Fly casting is like Kung-fu, there are many different masters, many different schools, and all of them are right. The two most prevalent are the Shaolin Flailing Palm, which emphasizes an open arm and shoulder moving in any direction, and the Prana-Bindu Frozen-Wrist school – which relies on the elbow tucked in closely to the side, an immobilized wrist, and movement of the shoulder. Like Kung-fu, many casting videos use subtitles, or should …
Casting style does not matter, whomever your instructor is will dictate what school you belong to, all will turn out servicable casters and imbue you with predator instincts.
Allow yourself time to mature as a caster, as in any memory motion sport; tennis, golf, etc., it will take much repetition before the muscle memory is second nature. Go fishing almost immediately, so you can see how much time is lost untangling knots and losing flies to shrubbery, water, your nose, and all other inanimate objects. This will do more to enforce the lessons of discipline than any amount of cajoling your instructor gives you.

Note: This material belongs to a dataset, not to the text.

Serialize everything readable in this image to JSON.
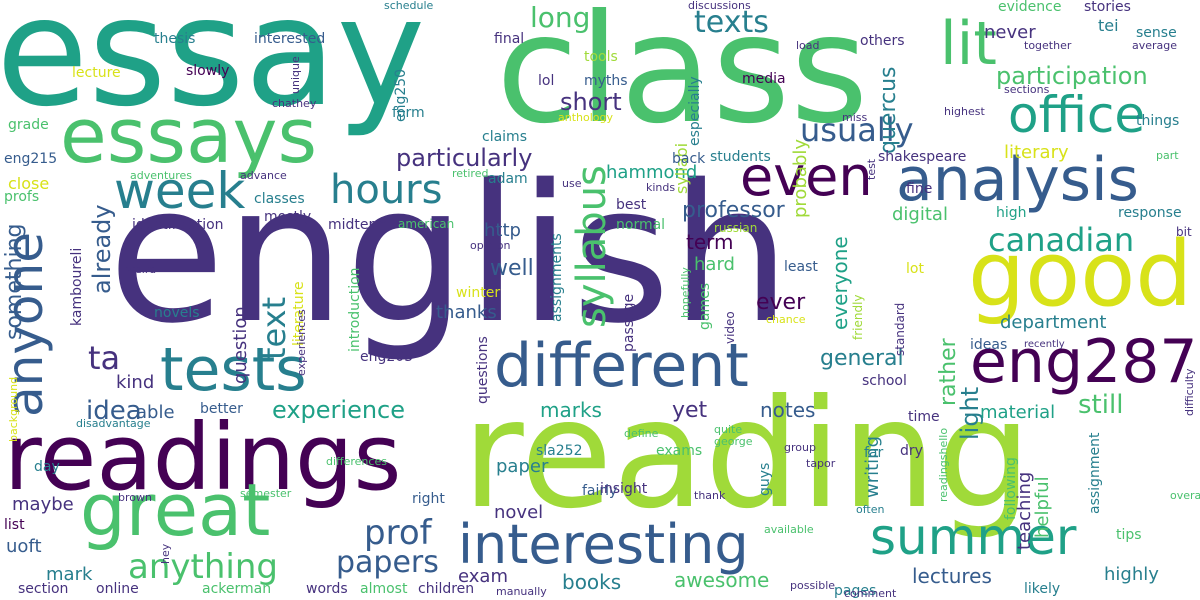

If you’re in the midst of a steep learning curve, the fancy tackle will be lost on you. It’s no different than when your brother in law shows up and helps himself to a waterglass of your best scotch, whether it was aged 12 or 20 years is completely lost on him. Give yourself time to mature as both a caster and angler, then move to some of the higher end tackle, but only when your skills have surpassed the cheap rod, not before.
Fishing is a kid with a pork rind and a cane pole, keep it that way as long as possible. You can practice purism later when you have the wallet and the silver sideburns to back your play.